You’d think tucking your skirt into your underpants would be a surefire way to get people to approach you, but you’d be surprised how far out of their way they’ll go to avoid mentioning that, or the spinach stuck in your teeth - not that those are in the same league at all. I’ve tried getting my head stuck between the doors of the train just as they shut, but instead of sympathy that elicits dirty looks at the delay I'm causing. I’ve watched the women with make-up kits full of products I wouldn’t know where to use, and learned that everyone stares while pretending to look away and that no one will start a conversation with them. I tried handing out my onion-shaped business cards hoping to start a conversation, but people seem to find that pushy. Of course, no one will acknowledge the fact that listening to each other’s personal cell phone conversations has already left us quite well acquainted with each other. Experience has taught me that, to a weary commuter, there is nothing more exciting than the thought of traveling to a foreign and therefore assumedly exotic location. Hence, my carefully chosen travel guidebook. One last word on the subject before I move on to the more exciting details of my adventure: the name of the place you are traveling to must be clearly legible from at least 10 feet; careful placement of fingers helps this process.

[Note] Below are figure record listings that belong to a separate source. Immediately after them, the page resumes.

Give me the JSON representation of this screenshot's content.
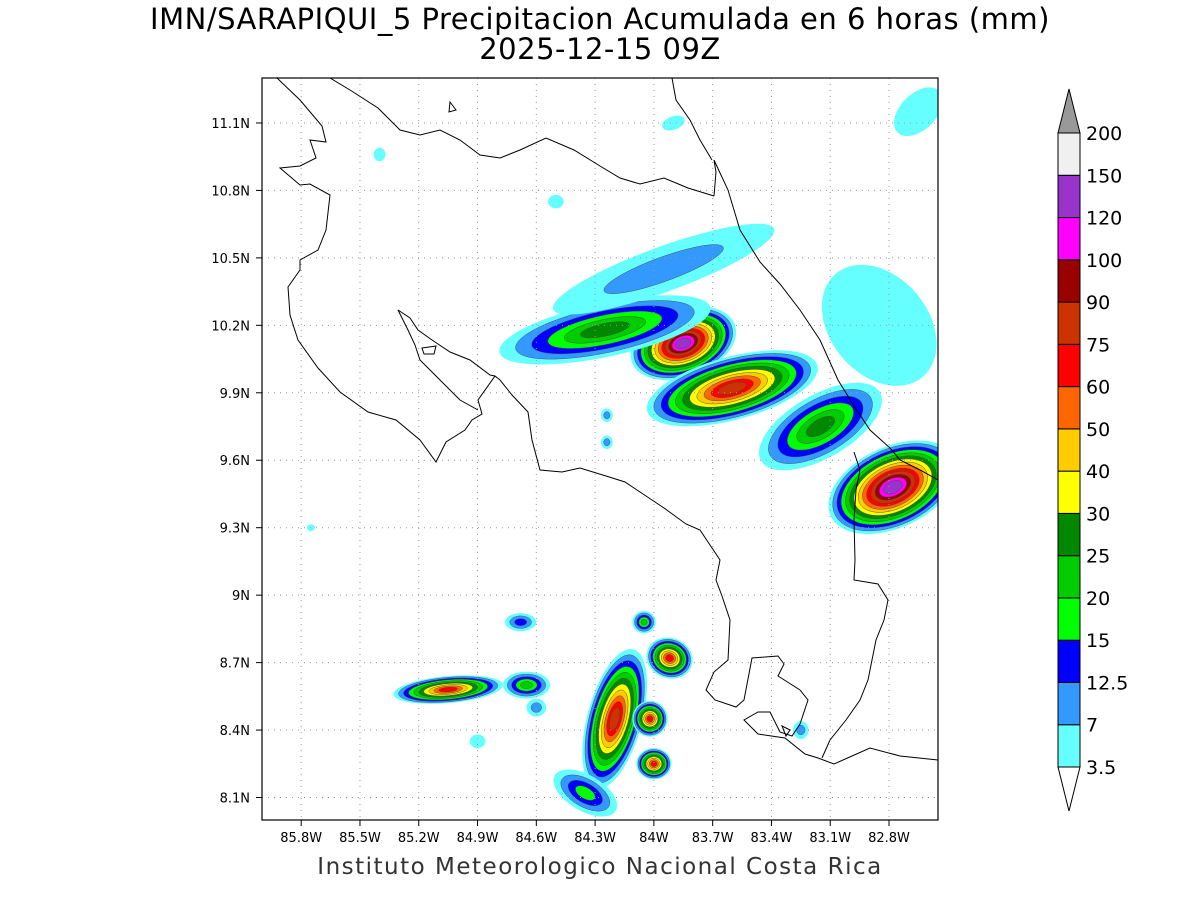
{
  "header": {
    "title": "IMN/SARAPIQUI_5 Precipitacion Acumulada en 6 horas (mm)",
    "subtitle": "2025-12-15 09Z"
  },
  "footer": {
    "credit": "Instituto Meteorologico Nacional Costa Rica"
  },
  "map": {
    "lon_range": [
      -86.0,
      -82.55
    ],
    "lat_range": [
      8.0,
      11.3
    ],
    "lon_ticks": [
      {
        "value": -85.8,
        "label": "85.8W"
      },
      {
        "value": -85.5,
        "label": "85.5W"
      },
      {
        "value": -85.2,
        "label": "85.2W"
      },
      {
        "value": -84.9,
        "label": "84.9W"
      },
      {
        "value": -84.6,
        "label": "84.6W"
      },
      {
        "value": -84.3,
        "label": "84.3W"
      },
      {
        "value": -84.0,
        "label": "84W"
      },
      {
        "value": -83.7,
        "label": "83.7W"
      },
      {
        "value": -83.4,
        "label": "83.4W"
      },
      {
        "value": -83.1,
        "label": "83.1W"
      },
      {
        "value": -82.8,
        "label": "82.8W"
      }
    ],
    "lat_ticks": [
      {
        "value": 11.1,
        "label": "11.1N"
      },
      {
        "value": 10.8,
        "label": "10.8N"
      },
      {
        "value": 10.5,
        "label": "10.5N"
      },
      {
        "value": 10.2,
        "label": "10.2N"
      },
      {
        "value": 9.9,
        "label": "9.9N"
      },
      {
        "value": 9.6,
        "label": "9.6N"
      },
      {
        "value": 9.3,
        "label": "9.3N"
      },
      {
        "value": 9.0,
        "label": "9N"
      },
      {
        "value": 8.7,
        "label": "8.7N"
      },
      {
        "value": 8.4,
        "label": "8.4N"
      },
      {
        "value": 8.1,
        "label": "8.1N"
      }
    ],
    "grid": true,
    "precip_cells": [
      {
        "lon": -83.85,
        "lat": 10.12,
        "peak_mm": 130,
        "rlon": 0.28,
        "rlat": 0.15,
        "rot": -20
      },
      {
        "lon": -83.6,
        "lat": 9.92,
        "peak_mm": 75,
        "rlon": 0.45,
        "rlat": 0.14,
        "rot": -15
      },
      {
        "lon": -84.25,
        "lat": 10.18,
        "peak_mm": 28,
        "rlon": 0.55,
        "rlat": 0.12,
        "rot": -12
      },
      {
        "lon": -83.95,
        "lat": 10.45,
        "peak_mm": 8,
        "rlon": 0.6,
        "rlat": 0.1,
        "rot": -20
      },
      {
        "lon": -83.15,
        "lat": 9.75,
        "peak_mm": 25,
        "rlon": 0.35,
        "rlat": 0.14,
        "rot": -30
      },
      {
        "lon": -82.78,
        "lat": 9.48,
        "peak_mm": 130,
        "rlon": 0.35,
        "rlat": 0.18,
        "rot": -25
      },
      {
        "lon": -82.85,
        "lat": 10.2,
        "peak_mm": 6,
        "rlon": 0.25,
        "rlat": 0.3,
        "rot": -40
      },
      {
        "lon": -85.05,
        "lat": 8.58,
        "peak_mm": 60,
        "rlon": 0.28,
        "rlat": 0.06,
        "rot": -5
      },
      {
        "lon": -84.65,
        "lat": 8.6,
        "peak_mm": 22,
        "rlon": 0.12,
        "rlat": 0.06,
        "rot": 0
      },
      {
        "lon": -84.2,
        "lat": 8.45,
        "peak_mm": 75,
        "rlon": 0.14,
        "rlat": 0.32,
        "rot": 15
      },
      {
        "lon": -83.92,
        "lat": 8.72,
        "peak_mm": 70,
        "rlon": 0.12,
        "rlat": 0.09,
        "rot": 20
      },
      {
        "lon": -84.02,
        "lat": 8.45,
        "peak_mm": 60,
        "rlon": 0.09,
        "rlat": 0.08,
        "rot": 0
      },
      {
        "lon": -84.0,
        "lat": 8.25,
        "peak_mm": 60,
        "rlon": 0.09,
        "rlat": 0.07,
        "rot": 0
      },
      {
        "lon": -84.05,
        "lat": 8.88,
        "peak_mm": 20,
        "rlon": 0.06,
        "rlat": 0.05,
        "rot": 0
      },
      {
        "lon": -84.35,
        "lat": 8.12,
        "peak_mm": 15,
        "rlon": 0.18,
        "rlat": 0.08,
        "rot": 30
      },
      {
        "lon": -84.68,
        "lat": 8.88,
        "peak_mm": 14,
        "rlon": 0.08,
        "rlat": 0.04,
        "rot": 0
      },
      {
        "lon": -84.6,
        "lat": 8.5,
        "peak_mm": 10,
        "rlon": 0.05,
        "rlat": 0.04,
        "rot": 0
      },
      {
        "lon": -84.24,
        "lat": 9.8,
        "peak_mm": 9,
        "rlon": 0.03,
        "rlat": 0.03,
        "rot": 0
      },
      {
        "lon": -84.24,
        "lat": 9.68,
        "peak_mm": 8,
        "rlon": 0.03,
        "rlat": 0.03,
        "rot": 0
      },
      {
        "lon": -83.25,
        "lat": 8.4,
        "peak_mm": 8,
        "rlon": 0.04,
        "rlat": 0.04,
        "rot": 0
      },
      {
        "lon": -84.9,
        "lat": 8.35,
        "peak_mm": 6,
        "rlon": 0.04,
        "rlat": 0.03,
        "rot": 0
      },
      {
        "lon": -84.5,
        "lat": 10.75,
        "peak_mm": 5,
        "rlon": 0.04,
        "rlat": 0.03,
        "rot": 0
      },
      {
        "lon": -83.9,
        "lat": 11.1,
        "peak_mm": 5,
        "rlon": 0.06,
        "rlat": 0.03,
        "rot": -20
      },
      {
        "lon": -85.4,
        "lat": 10.96,
        "peak_mm": 4,
        "rlon": 0.03,
        "rlat": 0.03,
        "rot": 0
      },
      {
        "lon": -85.75,
        "lat": 9.3,
        "peak_mm": 4,
        "rlon": 0.02,
        "rlat": 0.015,
        "rot": 0
      },
      {
        "lon": -82.65,
        "lat": 11.15,
        "peak_mm": 6,
        "rlon": 0.15,
        "rlat": 0.08,
        "rot": -45
      }
    ]
  },
  "colorbar": {
    "levels": [
      {
        "label": "3.5",
        "color": "#66ffff"
      },
      {
        "label": "7",
        "color": "#3399ff"
      },
      {
        "label": "12.5",
        "color": "#0000ff"
      },
      {
        "label": "15",
        "color": "#00ff00"
      },
      {
        "label": "20",
        "color": "#00cc00"
      },
      {
        "label": "25",
        "color": "#008800"
      },
      {
        "label": "30",
        "color": "#ffff00"
      },
      {
        "label": "40",
        "color": "#ffcc00"
      },
      {
        "label": "50",
        "color": "#ff6600"
      },
      {
        "label": "60",
        "color": "#ff0000"
      },
      {
        "label": "75",
        "color": "#cc3300"
      },
      {
        "label": "90",
        "color": "#990000"
      },
      {
        "label": "100",
        "color": "#ff00ff"
      },
      {
        "label": "120",
        "color": "#9933cc"
      },
      {
        "label": "150",
        "color": "#f0f0f0"
      },
      {
        "label": "200",
        "color": "#999999"
      }
    ],
    "scale_values": [
      3.5,
      7,
      12.5,
      15,
      20,
      25,
      30,
      40,
      50,
      60,
      75,
      90,
      100,
      120,
      150,
      200
    ]
  }
}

But back to my story… I didn’t wake up yesterday, knowing that I would kiss a stranger, but as the day wore on, the certainty built in me.

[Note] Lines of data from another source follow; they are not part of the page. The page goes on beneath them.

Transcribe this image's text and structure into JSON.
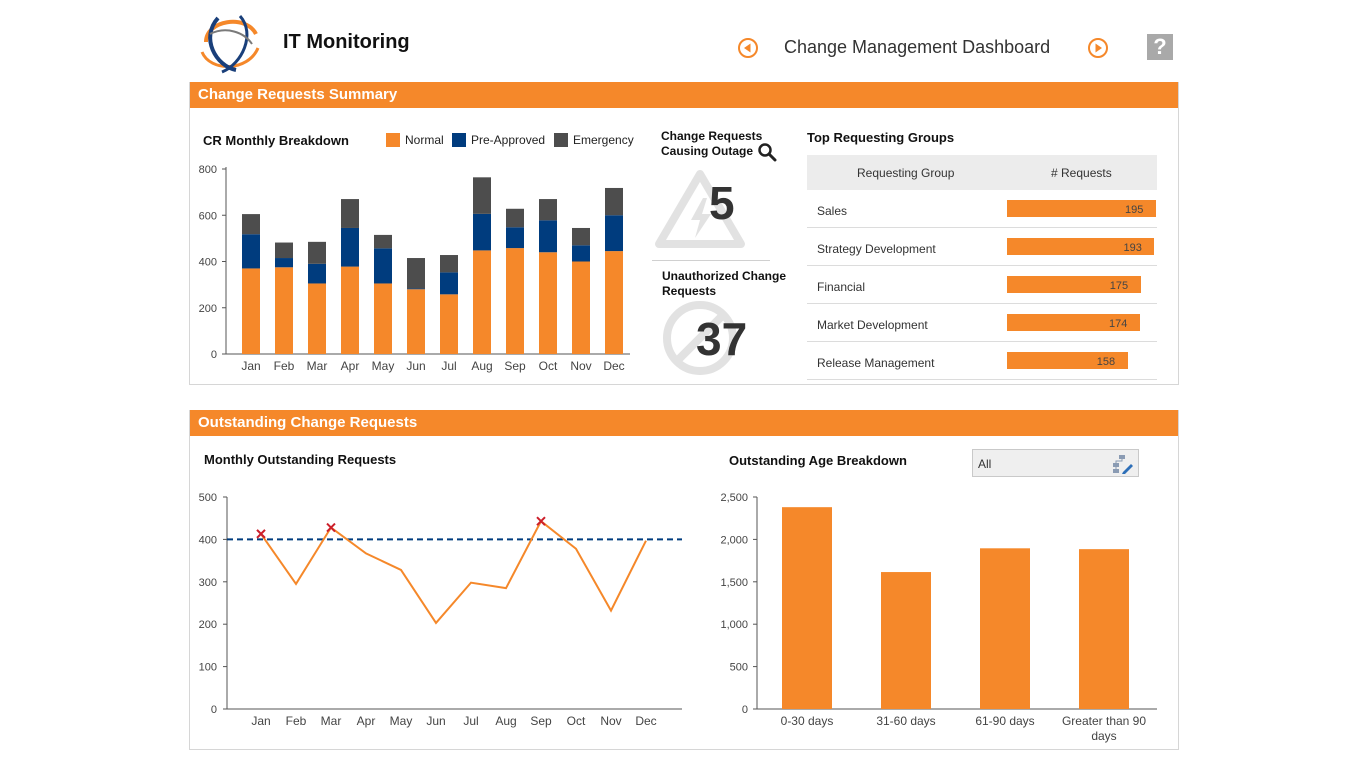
{
  "header": {
    "app_title": "IT Monitoring",
    "dashboard_title": "Change Management Dashboard",
    "help_label": "?"
  },
  "summary_panel": {
    "title": "Change Requests Summary",
    "cr_breakdown": {
      "title": "CR Monthly Breakdown",
      "legend": [
        {
          "name": "Normal",
          "color": "#f5882a"
        },
        {
          "name": "Pre-Approved",
          "color": "#003c7e"
        },
        {
          "name": "Emergency",
          "color": "#4d4d4d"
        }
      ]
    },
    "outage_kpi": {
      "title_line1": "Change Requests",
      "title_line2": "Causing Outage",
      "value": "5"
    },
    "unauthorized_kpi": {
      "title_line1": "Unauthorized Change",
      "title_line2": "Requests",
      "value": "37"
    },
    "top_groups": {
      "title": "Top Requesting Groups",
      "col_group": "Requesting Group",
      "col_requests": "# Requests",
      "rows": [
        {
          "group": "Sales",
          "requests": "195",
          "value": 195
        },
        {
          "group": "Strategy Development",
          "requests": "193",
          "value": 193
        },
        {
          "group": "Financial",
          "requests": "175",
          "value": 175
        },
        {
          "group": "Market Development",
          "requests": "174",
          "value": 174
        },
        {
          "group": "Release Management",
          "requests": "158",
          "value": 158
        }
      ]
    }
  },
  "outstanding_panel": {
    "title": "Outstanding Change Requests",
    "monthly_title": "Monthly Outstanding Requests",
    "age_title": "Outstanding Age Breakdown",
    "filter_value": "All"
  },
  "chart_data": [
    {
      "type": "bar",
      "stacked": true,
      "title": "CR Monthly Breakdown",
      "categories": [
        "Jan",
        "Feb",
        "Mar",
        "Apr",
        "May",
        "Jun",
        "Jul",
        "Aug",
        "Sep",
        "Oct",
        "Nov",
        "Dec"
      ],
      "series": [
        {
          "name": "Normal",
          "color": "#f5882a",
          "values": [
            370,
            375,
            305,
            378,
            305,
            280,
            258,
            448,
            458,
            440,
            400,
            445
          ]
        },
        {
          "name": "Pre-Approved",
          "color": "#003c7e",
          "values": [
            148,
            40,
            85,
            167,
            152,
            3,
            95,
            158,
            90,
            138,
            70,
            155
          ]
        },
        {
          "name": "Emergency",
          "color": "#4d4d4d",
          "values": [
            87,
            67,
            95,
            125,
            58,
            132,
            75,
            158,
            80,
            92,
            75,
            118
          ]
        }
      ],
      "ylim": [
        0,
        800
      ],
      "yticks": [
        "0",
        "200",
        "400",
        "600",
        "800"
      ],
      "grid": false
    },
    {
      "type": "line",
      "title": "Monthly Outstanding Requests",
      "categories": [
        "Jan",
        "Feb",
        "Mar",
        "Apr",
        "May",
        "Jun",
        "Jul",
        "Aug",
        "Sep",
        "Oct",
        "Nov",
        "Dec"
      ],
      "values": [
        413,
        295,
        428,
        367,
        328,
        203,
        298,
        285,
        443,
        378,
        232,
        397
      ],
      "threshold": 400,
      "flagged_months": [
        "Jan",
        "Mar",
        "Sep"
      ],
      "ylim": [
        0,
        500
      ],
      "yticks": [
        "0",
        "100",
        "200",
        "300",
        "400",
        "500"
      ],
      "color": "#f5882a",
      "threshold_color": "#003c7e",
      "marker_color": "#cc1f2a"
    },
    {
      "type": "bar",
      "title": "Outstanding Age Breakdown",
      "categories": [
        "0-30 days",
        "31-60 days",
        "61-90 days",
        "Greater than 90 days"
      ],
      "values": [
        2380,
        1615,
        1895,
        1885
      ],
      "ylim": [
        0,
        2500
      ],
      "yticks": [
        "0",
        "500",
        "1,000",
        "1,500",
        "2,000",
        "2,500"
      ],
      "color": "#f5882a"
    }
  ]
}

Earlier that day, my friend Rachel, who had some errands to run, decided to make my commute easy by driving me over the Bay Bridge to San Francisco. We argued about who would pay the toll, until all of a sudden, the answer just came to me. We each thrust our two dollars in the hands of the toll-taker, glanced back to see the benefactor of our largesse, did a little hair-toss and zipped onto the bridge. I took this to be the sign that stranger-kissing-day had finally arrived.
Mr. Red Ford Pickup, puzzled by our generosity, wove his way through the tough traffic at the metering lights to pull up close enough to first wave, and then boldly throw a few kisses our way. We only tossed our hair some more and laughed knowing that he was only deluding himself as to his charms. Sure we had made his day, but his expression of pride mixed with confusion and his misplaced enthusiasm had totally made ours.

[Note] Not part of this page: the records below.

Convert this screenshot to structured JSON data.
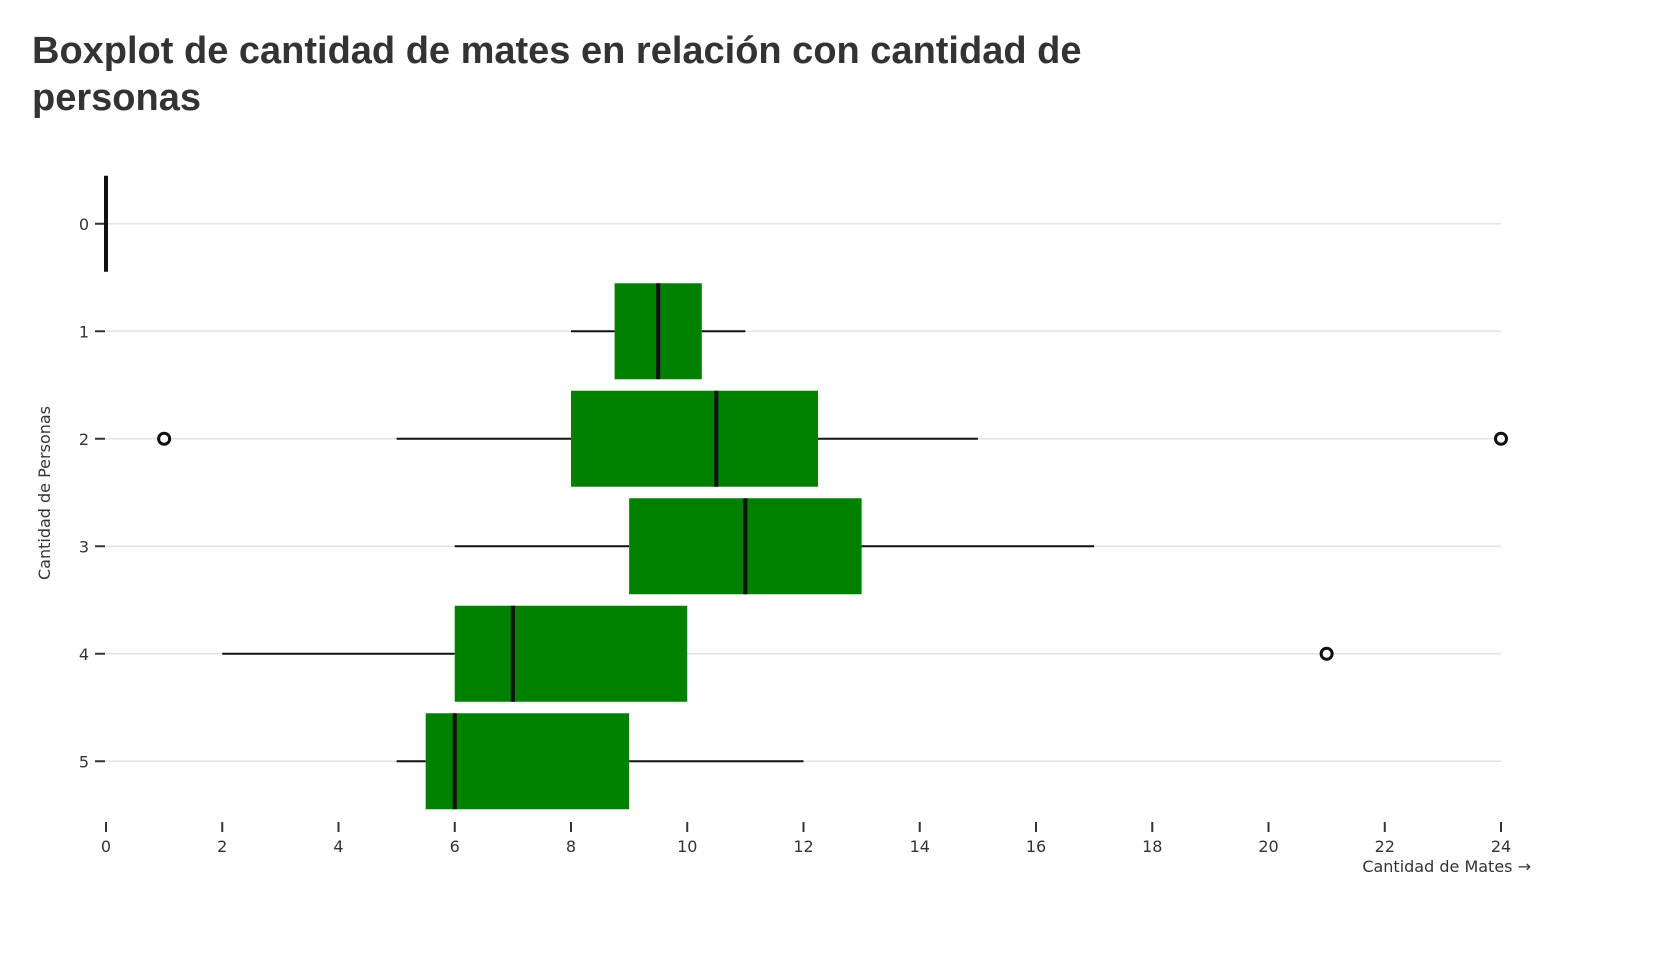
{
  "chart_data": {
    "type": "boxplot",
    "title": "Boxplot de cantidad de mates en relación con cantidad de personas",
    "xlabel": "Cantidad de Mates →",
    "ylabel": "Cantidad de Personas",
    "orientation": "horizontal",
    "xlim": [
      0,
      24
    ],
    "x_ticks": [
      0,
      2,
      4,
      6,
      8,
      10,
      12,
      14,
      16,
      18,
      20,
      22,
      24
    ],
    "categories": [
      "0",
      "1",
      "2",
      "3",
      "4",
      "5"
    ],
    "grid": "horizontal",
    "box_color": "#008000",
    "median_color": "#111111",
    "groups": [
      {
        "category": "0",
        "min": 0,
        "q1": 0,
        "median": 0,
        "q3": 0,
        "max": 0,
        "outliers": []
      },
      {
        "category": "1",
        "min": 8,
        "q1": 8.75,
        "median": 9.5,
        "q3": 10.25,
        "max": 11,
        "outliers": []
      },
      {
        "category": "2",
        "min": 5,
        "q1": 8,
        "median": 10.5,
        "q3": 12.25,
        "max": 15,
        "outliers": [
          1,
          24
        ]
      },
      {
        "category": "3",
        "min": 6,
        "q1": 9,
        "median": 11,
        "q3": 13,
        "max": 17,
        "outliers": []
      },
      {
        "category": "4",
        "min": 2,
        "q1": 6,
        "median": 7,
        "q3": 10,
        "max": 10,
        "outliers": [
          21
        ]
      },
      {
        "category": "5",
        "min": 5,
        "q1": 5.5,
        "median": 6,
        "q3": 9,
        "max": 12,
        "outliers": []
      }
    ]
  }
}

So as I sat on the train that evening, staring at picture of blue footed boobies and Charles Darwin, I began to wonder how long it would take for “my stranger” to approach me. Last stop before the tunnel- Embarcadero. He looked up as the lone boarder entered the train. She had me beat hands down and I knew it. How could my pocket-sized travel guidebook possibly compete with a gargantuan backpack wielded quite expertly by a blonde with the most amazingly tanned supermodel legs?
Before I knew it, they had struck up a conversation and I knew half the details of her exciting backpacking adventure in Kauai- BITCH! I could tell he was getting off at the next station and she was totally going to hoard him until then. But she didn’t know that I’m not one to be thwarted quite so easily, demure as I may appear. I was going to have my kiss one way or another, although making it look like an accident seemed like the only course of action open to me.
In situations such as these, timing is key. I edged my way to the door and leaned in just as he was stepping off. Loud smack and I got exactly what I’d been waiting for all day- a kiss from a stranger. Only the Fabio like face and torso had now been replaced by the large hairy arms of a well-built woman who had wedged her way onto the train just as I was making my move.
As the door shut, my mouth tasted like dirt, and I twisted in place wistfully to see “my stranger” bend down to pick up the magazine that had fallen out his hands in the scramble. “Décor” it said. Another reminder that I do live in San Francisco.